During parturition (calving), the cow goes through three stages of labor. Stage two is where most of the action occurs. Stage two begins with the appearance of the water bag or baby calf’s feet. Stage two ends when the calf is completely delivered. Recall that stage two is expected to be about one hour for a two-year-old and about half an hour in mature cows that have previously delivered calves. Some producers may wonder if there is anything detrimental about allowing cows or heifers to suffer through a prolonged stage two.
In addition to being the greatest cause of baby calf mortality, calving difficulty markedly reduces reproductive performance during the next breeding season. Cattle suffering from calving difficulty have been reported (Brinks, et al. 1973) to have pregnancy rates decreased by 14% and those that did become pregnant to calve 13 days later at the next calving.
Results from a Montana study (Doornbos, et al., 1984) showed that heifers receiving assistance in early stage two of parturition returned to heat earlier in the post-calving period and had higher pregnancy rates than heifers receiving traditionally accepted obstetric assistance. In this study, heifers were either assisted about one hour after the fetal membranes (water bag) appeared (EARLY) or were assisted only if calving was not completed within two hours of the appearance of the water bag (LATE).

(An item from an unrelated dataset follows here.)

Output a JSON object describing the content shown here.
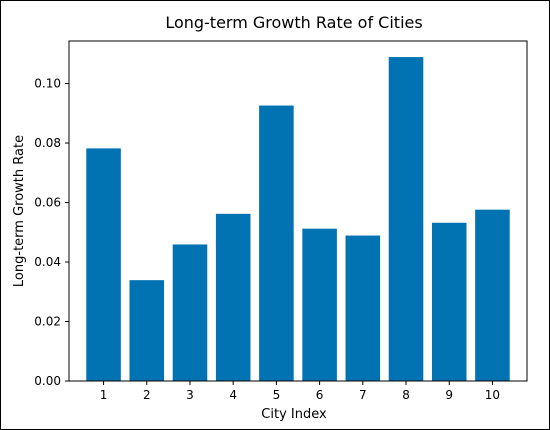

Heifers that were allowed to endure a prolonged labor (LATE) had a 17% lower rate of cycling at the start of the next breeding season. In addition, the rebreeding percentage was 20% lower than the counterparts (EARLY) that were given assistance in the first hour of labor. The calves weaned the following year from cows that endured the long delivery weaned 46 pounds lighter than calves from cows with earlier re-breeding dates due to a shorter stage two of parturition.
Always check to be certain that cervical dilation has been completed, before you start to pull the calf. If you are uncertain about whether cervical dilation has taken place or if the calf is in an undeliverable position, call your large animal veterinarian immediately. Prolonged deliveries of baby calves (in excess of 1.5 or 2 hours) often result in weakened calves and reduced rebreeding performance in young cows!
Minimizing calving difficulty can still best be achieved by properly developed replacement heifers bred to calving ease bulls.